What HPE does on the Slingshot roadmap depends on a lot of things, but it is not just a drive for raw bandwidth such as what Broadcom, for instance, chases every two years with its “Trident” and “Tomahawk” switch ASICs.

“Broadcom’s market is datacenter networking, and networking only,” explains Kleyn. “Whereas for us, we are building a system. And so the steps we take, and the timing, is tied to what you can do on the compute platform and what kind of speed can you get into and out of it.

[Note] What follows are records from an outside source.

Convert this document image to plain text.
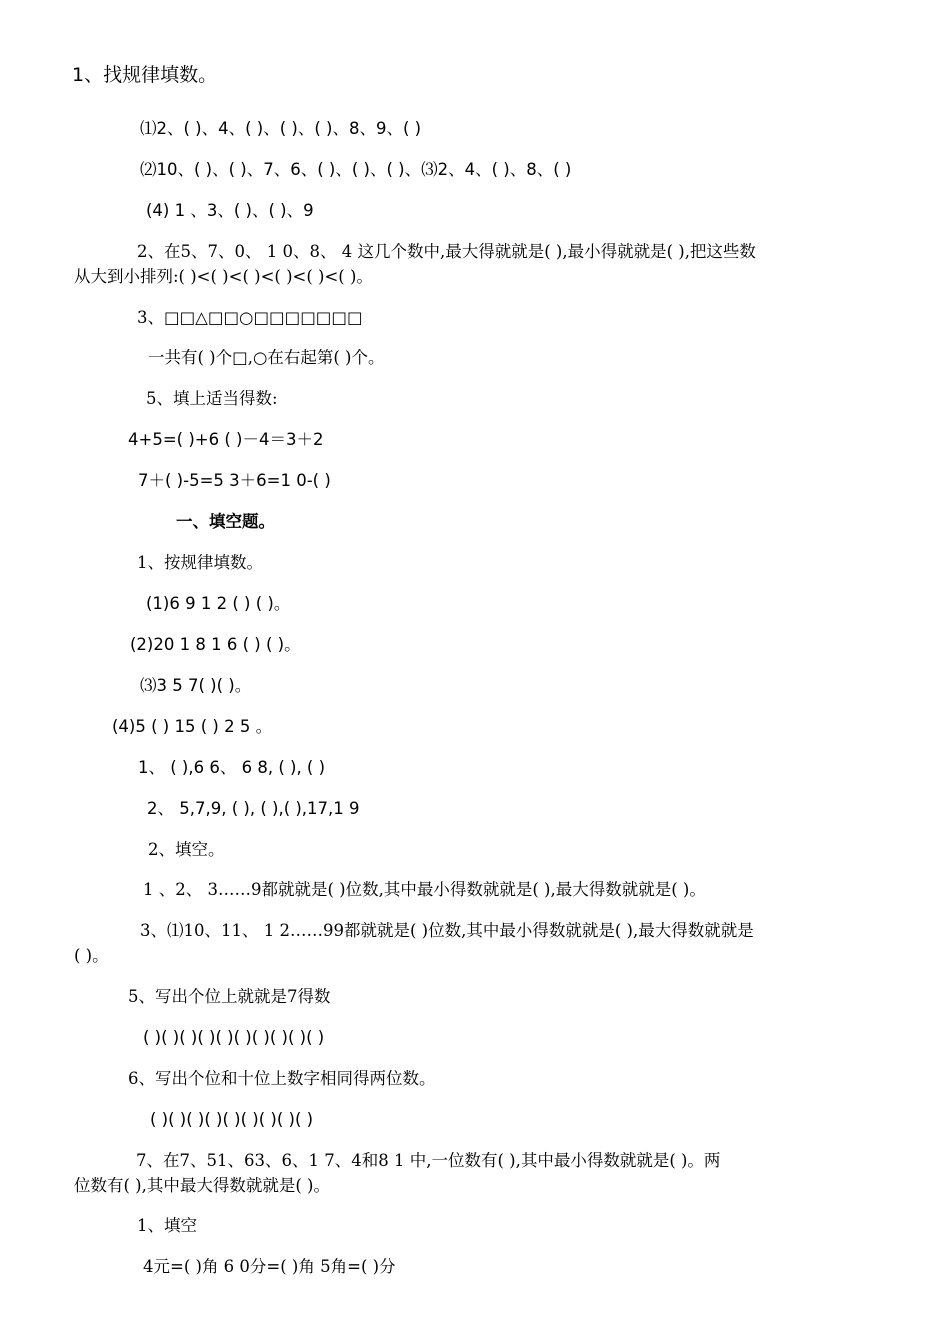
1、找规律填数。
⑴2、( )、4、( )、( )、( )、8、9、( )
⑵10、( )、( )、7、6、( )、( )、( )、⑶2、4、( )、8、( )
(4) 1 、3、( )、( )、9
2、在5、7、0、 1 0、8、 4 这几个数中,最大得就就是( ),最小得就就是( ),把这些数
从大到小排列:( )<( )<( )<( )<( )<( )。
3、□□△□□○□□□□□□□
一共有( )个□,○在右起第( )个。
5、填上适当得数:
4+5=( )+6 ( )－4＝3＋2
7＋( )-5=5 3＋6=1 0-( )
一、填空题。
1、按规律填数。
(1)6 9 1 2 ( ) ( )。
(2)20 1 8 1 6 ( ) ( )。
⑶3 5 7( )( )。
(4)5 ( ) 15 ( ) 2 5 。
1、 ( ),6 6、 6 8, ( ), ( )
2、 5,7,9, ( ), ( ),( ),17,1 9
2、填空。
1 、2、 3……9都就就是( )位数,其中最小得数就就是( ),最大得数就就是( )。
3、⑴10、11、 1 2……99都就就是( )位数,其中最小得数就就是( ),最大得数就就是
( )。
5、写出个位上就就是7得数
( )( )( )( )( )( )( )( )( )( )
6、写出个位和十位上数字相同得两位数。
( )( )( )( )( )( )( )( )( )
7、在7、51、63、6、1 7、4和8 1 中,一位数有( ),其中最小得数就就是( )。两
位数有( ),其中最大得数就就是( )。
1、填空
4元=( )角 6 0分=( )角 5角=( )分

So we are tightly linked to PCI-Express 5.0 and PCI-Express 6.0  and when it makes sense to move to these – and we have to look at CXL on top of those.”

“When Broadcom builds its really high end systems, they are aggregated devices being fed from two or three layers’ worth of speed up along the network,” Terpstra elaborates further. “But Slingshot is way closer to the actual compute endpoints, and we are very much tied to what you can get into and out of an endpoint. That really determines our edge speed and therefore the speed of the ASIC that sits behind it. So you have to be careful not to make speed assumptions for Slingshot based on the roadmaps of Broadcom and others.”

But, by the same token, when you give HPC and AI applications more bandwidth, they can often make use of it – unlike hyperscale analytics and infrastructure applications, which don’t need more than 25 Gb/sec or 50 Gb/sec ports coming out of their servers, much less 100 Gb/sec ports. With the hyperscalers and cloud builders, the bandwidth leaps in each Ethernet ASIC generation allow for fatter pipes for datacenter interconnects and higher radix switches that lower the per-port cost of a 100,000 node datacenter Clos network because huge numbers of ASICs are eliminated with each doubling of bandwidth. In some cases, with HPC workloads, having more ports going into a system is better than having one fatter pipe.

We are curious how HPE will balance all of these opposing forces with Slingshot 20 and Slingshot 30, as well as Slingshot 40 and Slingshot 50.